5. Although it is a good practice, and it is almost necessary to have a special day set aside for worship, under the New Covenant no special Sabbath is prescribed. There is no mention of keeping a Sabbath in the New Testament, nor is it listed in any list of sins. If God wanted Christians to keep a Sabbath, Paul, being an apostle to the Gentiles, surely would had mentioned it to them. Paul wrote that "all days are alike" (Romans 14:5). They are all holy. As for the weak brother, we are to welcome him "but not for disputes over opinions" (Romans 14:1). "One esteems one day better than another, while another esteems all days alike." They should both seek to honor the Lord. Paul asks a question, "Why do you pass judgment on your brother? Or you, why do you despise your brother?" Neither should be done because one has different opinions (Romans 14:10).
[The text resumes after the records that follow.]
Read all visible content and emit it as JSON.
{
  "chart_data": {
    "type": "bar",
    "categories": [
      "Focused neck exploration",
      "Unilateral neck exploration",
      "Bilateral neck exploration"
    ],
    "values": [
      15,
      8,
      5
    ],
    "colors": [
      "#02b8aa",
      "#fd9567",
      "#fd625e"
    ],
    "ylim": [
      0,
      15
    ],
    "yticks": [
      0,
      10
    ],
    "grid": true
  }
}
6. Paul repeated this in another book. He wrote, "Let no one pass judgment on you in questions of. . . a sabbath" (Colossians 2:16). As mentioned earlier, these are "only a shadow . . . the substance belongs to Christ" (v 17).

Because some churches teach that Christians must keep the Jewish Sabbath, let us answer a couple points they make. They frequently state that because Jesus and Paul kept the Sabbath, Christians should too.

Yes, Christ kept the Sabbath; He kept the Law perfectly. Because He lived under the Law, He went frequently to the synagogue on the Sabbath (Matthew 12:9-12; Luke 6:1-5; Mark 2:27). But this is no reason for Christians to keep it. He lived under the Old Covenant, having not yet brought in the New.

And yes, Paul went to synagogues on his missionary journeys to teach the Jews about Christ. The reason is that they met on the Sabbath, so he went there on that day (Acts 13:14, 44; 14:1; 17:2; 18:4, 19; 19:8). But this does not show he kept the Sabbath as a Christian day. He only went there because he did everything possible to win the Jews to Christ.

In summary, there are indications from the New Testament that Christians met on the first day of the week for worship, and we know from church history and writings that this was the practice. There is no proof at all that the Sabbath law is a command of God for Christians. Thus Christians should keep the Lord's Day.

There are times when other special meetings can be held. We read of one of these in Acts, where Luke wrote about Paul prolonging "his speech until midnight" (Acts 20:7). Thus worship need not be limited to the Lord's day.

i Alexander Robert and James Donaldson, Editors, The Ante-Nicene Fathers, Grand Rapids, Mich.: Wm. B. Eerdmans, 1956, 1:186. ii Robert, op. cit, 1:62; cf. p. 63.
iii The Fathers of the Church, 1: 99, quoted by J. C. Wenger, Introduction to Theology, p. 254. iv Roberts, op. cit., p. 146.
v Joseph Cullen Ayer, A Source Book for Ancient Church History, quoted by Wenger, op. cit., p. 253. vi Philip Schaff, 2:201-2.